The region has been rallying while other markets have struggled to dig themselves out of losses. The MSCI South East Asia Index is down 9.4 percent for the year, while the MSCI All Country World Index has dropped 0.8 percent. The Standard & Poor’s 500 Index is down 0.2 percent, even after a 12 percent rally from a February low.
“After the selloff in emerging markets, sentiment is relatively calmer,” Bernard Aw, a strategist at IG Asia Pte, said by e-mail. “The chase for yields has probably led some international investors to relook at the assets in Southeast Asia. These countries are less affected by global vicissitudes because of their larger domestic markets, and a lesser reliance on external trade to drive growth.”

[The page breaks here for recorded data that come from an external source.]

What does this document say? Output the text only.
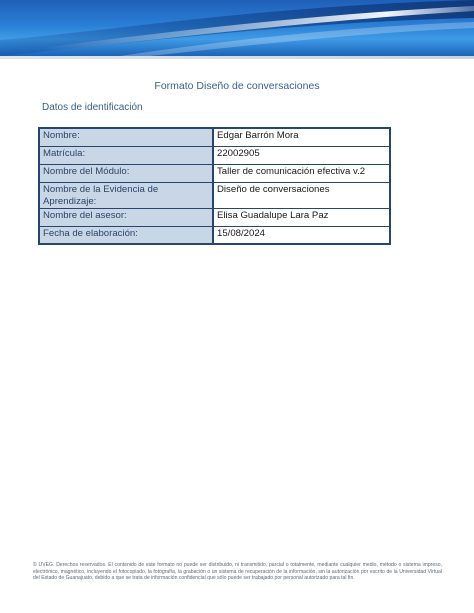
Formato Diseño de conversaciones
Datos de identificación
Nombre:	Edgar Barrón Mora
Matrícula:	22002905
Nombre del Módulo:	Taller de comunicación efectiva v.2
Nombre de la Evidencia de Aprendizaje:	Diseño de conversaciones
Nombre del asesor:	Elisa Guadalupe Lara Paz
Fecha de elaboración:	15/08/2024
© UVEG. Derechos reservados. El contenido de este formato no puede ser distribuido, ni transmitido, parcial o totalmente, mediante cualquier medio, método o sistema impreso, electrónico, magnético, incluyendo el fotocopiado, la fotografía, la grabación o un sistema de recuperación de la información, sin la autorización por escrito de la Universidad Virtual del Estado de Guanajuato, debido a que se trata de información confidencial que sólo puede ser trabajado por personal autorizado para tal fin.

Economies in Indonesia and Thailand recorded faster-than-estimated growth in the fourth quarter as stimulus measures by the two governments helped shield the countries from China’s slowdown. Thai Prime Minister Prayuth Chan-Ocha accelerated budget spending to help everyone from farmers to small businesses amid falling exports. Indonesia, Southeast Asia’s largest economy, cut its main interest rate for the third straight month in to boost growth.
Goldman Sachs Group Inc. has forecast Asean, or the Association of Southeast Asian Nations, will record economic growth of 4.5 percent this year, compared with expansions of 2.1 percent in the U.S., 1.4 percent in the Euro area, and 0.7 percent in Japan.
“We like Indonesia’s stocks,” Raymond Kong, Singapore-based fund manager at One Asia Investment Partners, which oversees $2.5 billion of assets, said. “They’re not cheap because investors are paying a premium for growth.